Privéleven – omgang met de ontdekking van de seksuele gerichtheid
9. Eiser voert aan dat de minister de betekenis van zijn jonge leeftijd miskent als het gaat om de vraag wanneer hij ontdekte homoseksueel te zijn. Dit is relevant in het kader van de beoordeling van zijn verklaringen over de omgang met zijn seksuele gerichtheid na ontdekking. Bovendien miskent de minister wat het betekent om homoseksuele gevoelens te hebben in een land waar dit verboden is en motiveert niet waarom dit juist zou moeten betekenen dat hij meer kan vertellen over hoe dit voor hem was.

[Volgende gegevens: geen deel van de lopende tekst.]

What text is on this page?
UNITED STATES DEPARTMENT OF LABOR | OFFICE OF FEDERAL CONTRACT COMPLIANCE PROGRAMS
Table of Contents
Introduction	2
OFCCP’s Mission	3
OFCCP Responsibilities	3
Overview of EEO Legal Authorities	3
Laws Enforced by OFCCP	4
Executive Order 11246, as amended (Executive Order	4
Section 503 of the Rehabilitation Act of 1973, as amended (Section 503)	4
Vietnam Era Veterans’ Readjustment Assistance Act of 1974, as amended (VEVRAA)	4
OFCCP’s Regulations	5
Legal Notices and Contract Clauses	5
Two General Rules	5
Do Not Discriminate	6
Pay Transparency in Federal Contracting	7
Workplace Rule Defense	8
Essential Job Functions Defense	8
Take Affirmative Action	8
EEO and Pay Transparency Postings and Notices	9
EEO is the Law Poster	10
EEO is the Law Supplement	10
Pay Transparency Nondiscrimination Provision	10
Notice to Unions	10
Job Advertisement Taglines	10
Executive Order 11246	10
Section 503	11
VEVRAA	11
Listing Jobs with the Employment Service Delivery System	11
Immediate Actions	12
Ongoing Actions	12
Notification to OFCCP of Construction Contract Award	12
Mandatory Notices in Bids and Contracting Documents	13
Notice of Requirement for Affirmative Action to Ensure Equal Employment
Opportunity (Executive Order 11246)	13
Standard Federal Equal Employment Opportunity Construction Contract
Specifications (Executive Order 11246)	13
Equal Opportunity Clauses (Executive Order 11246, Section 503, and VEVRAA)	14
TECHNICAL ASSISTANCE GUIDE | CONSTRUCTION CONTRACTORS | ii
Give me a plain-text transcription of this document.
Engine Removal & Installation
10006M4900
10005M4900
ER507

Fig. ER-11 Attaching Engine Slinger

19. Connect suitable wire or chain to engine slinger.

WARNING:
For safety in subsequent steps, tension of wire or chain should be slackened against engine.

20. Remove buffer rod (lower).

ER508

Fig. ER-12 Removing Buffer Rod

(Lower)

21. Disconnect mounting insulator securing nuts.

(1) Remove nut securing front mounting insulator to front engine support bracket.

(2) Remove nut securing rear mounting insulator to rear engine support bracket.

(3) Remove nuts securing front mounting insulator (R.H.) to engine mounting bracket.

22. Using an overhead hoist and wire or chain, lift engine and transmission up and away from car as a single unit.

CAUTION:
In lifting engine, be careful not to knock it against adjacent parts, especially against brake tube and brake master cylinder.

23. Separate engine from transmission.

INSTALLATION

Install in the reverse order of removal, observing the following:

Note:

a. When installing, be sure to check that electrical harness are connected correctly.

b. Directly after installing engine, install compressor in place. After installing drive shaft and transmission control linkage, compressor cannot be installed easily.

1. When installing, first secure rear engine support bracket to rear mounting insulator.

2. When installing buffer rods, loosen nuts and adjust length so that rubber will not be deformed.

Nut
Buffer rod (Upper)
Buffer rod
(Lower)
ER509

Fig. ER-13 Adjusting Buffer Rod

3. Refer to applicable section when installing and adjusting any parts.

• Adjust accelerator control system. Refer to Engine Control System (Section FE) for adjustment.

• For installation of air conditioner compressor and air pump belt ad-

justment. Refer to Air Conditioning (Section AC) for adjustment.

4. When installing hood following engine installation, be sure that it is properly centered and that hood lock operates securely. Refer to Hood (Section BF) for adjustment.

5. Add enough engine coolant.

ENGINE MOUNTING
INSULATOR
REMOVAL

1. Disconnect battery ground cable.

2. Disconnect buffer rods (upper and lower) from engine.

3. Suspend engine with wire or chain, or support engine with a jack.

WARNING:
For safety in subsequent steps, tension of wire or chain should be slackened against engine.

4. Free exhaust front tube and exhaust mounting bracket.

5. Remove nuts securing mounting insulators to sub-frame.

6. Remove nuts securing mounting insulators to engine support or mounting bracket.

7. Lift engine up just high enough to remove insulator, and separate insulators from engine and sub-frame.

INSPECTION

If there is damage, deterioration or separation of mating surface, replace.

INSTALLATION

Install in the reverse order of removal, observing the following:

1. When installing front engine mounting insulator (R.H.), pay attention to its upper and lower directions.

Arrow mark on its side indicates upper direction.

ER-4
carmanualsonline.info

Zoals hiervoor is gesteld was er sprake van tegenstrijdige gevoelens. Het besef dat hij zich niet anders wilde voordoen dan hij zich voelde, kwam nadat hij een relatie kreeg met zijn ex-vriend. Eiser heeft dit ook verklaard en niet valt in te zien wat hij nog meer zou hebben moeten verklaren. De minister beperkt zich ten onrechte tot de algemene stelling dat de verklaringen van eiser niet voldoende zijn zonder voldoende duidelijk inzichtelijk te maken hoe de leeftijd en de cultuur en ook het geloof van eiser daarbij zijn betrokken. Zoals de Afdeling heeft overwogen in de uitspraak van 24 november 2021, [12] betekent de omstandigheid dat een vreemdeling inmiddels volwassen is niet dat van hem kan worden verwacht beter uit te leggen hoe de worsteling met zijn geaardheid destijds is geweest. Ook in deze zaak had de vreemdeling net als eiser feitelijke antwoorden gegeven op de vragen van de minister. De minister heeft onvoldoende rekening gehouden met het persoonlijke verhaal en de persoonlijke situatie van eiser en is ten onrechte uitgegaan van algemene uitgangspunten zonder deze nader uit te leggen naar de situatie van eiser.
9.1.
Eiser wijst er verder op dat de verwijzing van de minister naar de uitspraak van 5 oktober 2023 [13] niet opgaat. Anders dan in de zaak van eiser had de minister –in die zaak onderscheid gemaakt tussen de diepgang die wordt verwacht bij verschillende onderwerpen waarover wordt. In die zaak waren bovendien enkel fysieke aspecten genoemd door de vreemdeling en had de vreemdeling enkele jaren als volwassen homoseksueel in Nigeria gewoond. Hetzelfde geldt ook voor de uitspraak van 30 maart 2023, [14] waarnaar de minister heeft verwezen. In die zaak was de vreemdeling 17 jaar oud toen hij achter zijn geaardheid kwam. Ook was in die zaak door de vreemdeling niet gewezen op zijn achtergrond en de gevolgen daarvan voor het kunnen verklaren. Eiser heeft in deze zaak echter aangegeven dat hij nooit heeft geleerd op deze manier over zijn gevoelens te praten en dat hij het moeilijk vindt dit te doen. Het standpunt van de minister dat eiser juist vanwege de cultuur en de kerk meer zou kunnen verklaren gaat eraan voorbij dat deze omstandigheid er juist toe leidt dat eiser zijn ‘verboden’ gevoelens weg stopt. Eiser heeft voldoende aangegeven wat het hem deed om homoseksueel te zijn in een land waar het verboden is. Zo heeft hij verklaard bang te zijn en niet blij te zijn geweest met zijn seksuele geaardheid.
9.2.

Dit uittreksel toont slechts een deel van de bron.